I remember him doing all sorts of machine work on “his lunch time” there.
anyway. I just love to watch those big old machine run. kind of like a lost time
amazing what we once could do without A I. and strength of will. look at Hoover Dam for example.https://www.youtube.com/watch?v=DdKFxr_Oesk
I worked for an interstate pipeline company. On the natural gas pipelines much of our horsepower comes from natural gas fueled piston engines. The smallest of these was around a thousand horsepower. Our largest was 10,000 HP at 300 RPM. The associated hardware was HUGE, as one might imagine.
The mechanics used hammer wrenches and sledgehammers when I first got started. Now they use a battery-powered electric torque gun that can put multiple thousand ft-lbs on the nut or bolt. It’s a hand-held tool.
“A” frame engine. I’d hate to be the oiler trying to squirt oil on some of those piston rod joints.
As others have said, tork multiplier head and 10 ft cheater bar with 4 guys on it pulling. When that wasn’t enough, hooked a come-a-long on the mo-fo and cranked that down. Seen it done several times. Impressive what you can do when the safety guy is out to lunch.
Amen to that.
I’d like to see how they cast that flywheel not to mention the bearing housings, rods, pistons, pins, etc.
I toured a foundry in college, they made 4 and 5 foot flywheels but they had wooden masters and sand cast them.
I assume the bigger ones were similar.
Had to torque the 8″ nuts that held down the site batteries, 650 Ft-Lbs IIRC. Darn thing had a handle on it almost 8 feet long, and we did indeed use a cheater and lotsa grunt because the arc was so limited in the Launch Tube. Dial readout.
Usually took 5-6 Airmen grunting on it to get it up to there. An absolute bitch to get it in place…
You shoulda seen the socket!
“You shoulda seen the socket!” I guess that socket wasn’t as easily misplaced as that infamous and elusive 10mm socket that you boyz are always lamenting about. 😁
Heck no! Bigger’n yer head!!
Had to torque some nuts on a submarine hatch, took four electricians on a four foot torque wrench.
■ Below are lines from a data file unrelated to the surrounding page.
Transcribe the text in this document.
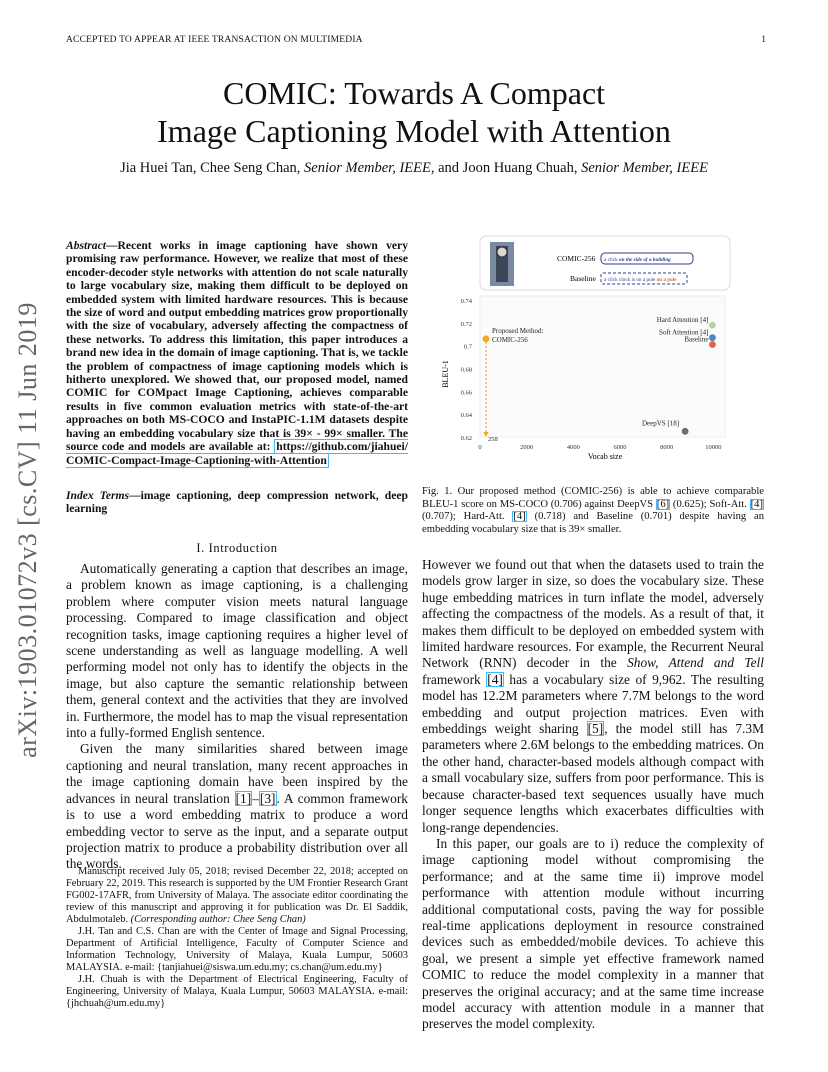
ACCEPTED TO APPEAR AT IEEE TRANSACTION ON MULTIMEDIA	1
COMIC: Towards A Compact
Image Captioning Model with Attention
Jia Huei Tan, Chee Seng Chan, Senior Member, IEEE, and Joon Huang Chuah, Senior Member, IEEE
arXiv:1903.01072v3 [cs.CV] 11 Jun 2019
Abstract—Recent works in image captioning have shown very promising raw performance. However, we realize that most of these encoder-decoder style networks with attention do not scale naturally to large vocabulary size, making them difficult to be deployed on embedded system with limited hardware resources. This is because the size of word and output embedding matrices grow proportionally with the size of vocabulary, adversely affecting the compactness of these networks. To address this limitation, this paper introduces a brand new idea in the domain of image captioning. That is, we tackle the problem of compactness of image captioning models which is hitherto unexplored. We showed that, our proposed model, named COMIC for COMpact Image Captioning, achieves comparable results in five common evaluation metrics with state-of-the-art approaches on both MS-COCO and InstaPIC-1.1M datasets despite having an embedding vocabulary size that is 39× - 99× smaller. The source code and models are available at: https://github.com/jiahuei/COMIC-Compact-Image-Captioning-with-Attention
Index Terms—image captioning, deep compression network, deep learning
I. Introduction

Automatically generating a caption that describes an image, a problem known as image captioning, is a challenging problem where computer vision meets natural language processing. Compared to image classification and object recognition tasks, image captioning requires a higher level of scene understanding as well as language modelling. A well performing model not only has to identify the objects in the image, but also capture the semantic relationship between them, general context and the activities that they are involved in. Furthermore, the model has to map the visual representation into a fully-formed English sentence.

Given the many similarities shared between image captioning and neural translation, many recent approaches in the image captioning domain have been inspired by the advances in neural translation [1]–[3]. A common framework is to use a word embedding matrix to produce a word embedding vector to serve as the input, and a separate output projection matrix to produce a probability distribution over all the words.

Manuscript received July 05, 2018; revised December 22, 2018; accepted on February 22, 2019. This research is supported by the UM Frontier Research Grant FG002-17AFR, from University of Malaya. The associate editor coordinating the review of this manuscript and approving it for publication was Dr. El Saddik, Abdulmotaleb. (Corresponding author: Chee Seng Chan)

J.H. Tan and C.S. Chan are with the Center of Image and Signal Processing, Department of Artificial Intelligence, Faculty of Computer Science and Information Technology, University of Malaya, Kuala Lumpur, 50603 MALAYSIA. e-mail: {tanjiahuei@siswa.um.edu.my; cs.chan@um.edu.my}

J.H. Chuah is with the Department of Electrical Engineering, Faculty of Engineering, University of Malaya, Kuala Lumpur, 50603 MALAYSIA. e-mail: {jhchuah@um.edu.my}

COMIC-256 a click on the side of a building
Baseline a click clock is on a pole on a pole
0.62
0.64
0.66
0.68
0.7
0.72
0.74
0	2000	4000	6000	8000	10000
258
Proposed Method:
COMIC-256
DeepVS [18]
Soft Attention [4]
Hard Attention [4]
Baseline
Vocab size
BLEU-1
Fig. 1. Our proposed method (COMIC-256) is able to achieve comparable BLEU-1 score on MS-COCO (0.706) against DeepVS [6] (0.625); Soft-Att. [4] (0.707); Hard-Att. [4] (0.718) and Baseline (0.701) despite having an embedding vocabulary size that is 39× smaller.

However we found out that when the datasets used to train the models grow larger in size, so does the vocabulary size. These huge embedding matrices in turn inflate the model, adversely affecting the compactness of the models. As a result of that, it makes them difficult to be deployed on embedded system with limited hardware resources. For example, the Recurrent Neural Network (RNN) decoder in the Show, Attend and Tell framework [4] has a vocabulary size of 9,962. The resulting model has 12.2M parameters where 7.7M belongs to the word embedding and output projection matrices. Even with embeddings weight sharing [5], the model still has 7.3M parameters where 2.6M belongs to the embedding matrices. On the other hand, character-based models although compact with a small vocabulary size, suffers from poor performance. This is because character-based text sequences usually have much longer sequence lengths which exacerbates difficulties with long-range dependencies.

In this paper, our goals are to i) reduce the complexity of image captioning model without compromising the performance; and at the same time ii) improve model performance with attention module without incurring additional computational costs, paving the way for possible real-time applications deployment in resource constrained devices such as embedded/mobile devices. To achieve this goal, we present a simple yet effective framework named COMIC to reduce the model complexity in a manner that preserves the original accuracy; and at the same time increase model accuracy with attention module in a manner that preserves the model complexity.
Hardest part was getting an officer to watch gauge, he had to sign off on torque.
The shim stock to set the valve lash had to be as big as garbage cans.. Never mind gapping the plugs….oh, it’s diesel, gapping the glow-plugs….
I like how they start it up by opening the diesel valve, right?
Takes a lot of diesel to run a steam engine.
That’s an air valve. Air will operate a couple of cylinders to get the engine rolling the fuel is added to the others. After they fire off the air is shut in, fuel added to the start cylinders, and you throttle up from idle to operating speed.
And then switch to bunker fuel when the injectors are hot enough.
I’ve never worked on torquing bolts that big, but have worked with people that would have either lost the wrench, or cross-threaded the bolt.
like the Saturn 5 rocket, stuff we don’t have the technology to duplicate any more.
I think this is a longer version of that big sumbitch Phil showed us:
https://www.youtube.com/watch?v=GygKekAUcfk
Here’s another machine that is pretty dang impressive as well:
https://www.youtube.com/watch?v=KhlJp1VZMB8
Wholly smokes
If only to be an observer in all the shops where the components were made as well. I have a friend with a lath in his shop of which there are only 5 or so in the US. Measuring instrument and use is interesting.
I’ve seen where large precision distances are measured, they use precision-ground bars to make up the distance and also take into account the temperature of the bars! .0001″ can be achieved if you are careful.
Can I view this vid. without tic tok down loading itself to my PC?
Yes
I downloaded it to my computer first
On big presses we would use a rosebud and heat up the tie rods and tighten the nuts until the rods started stretching and the let it cool.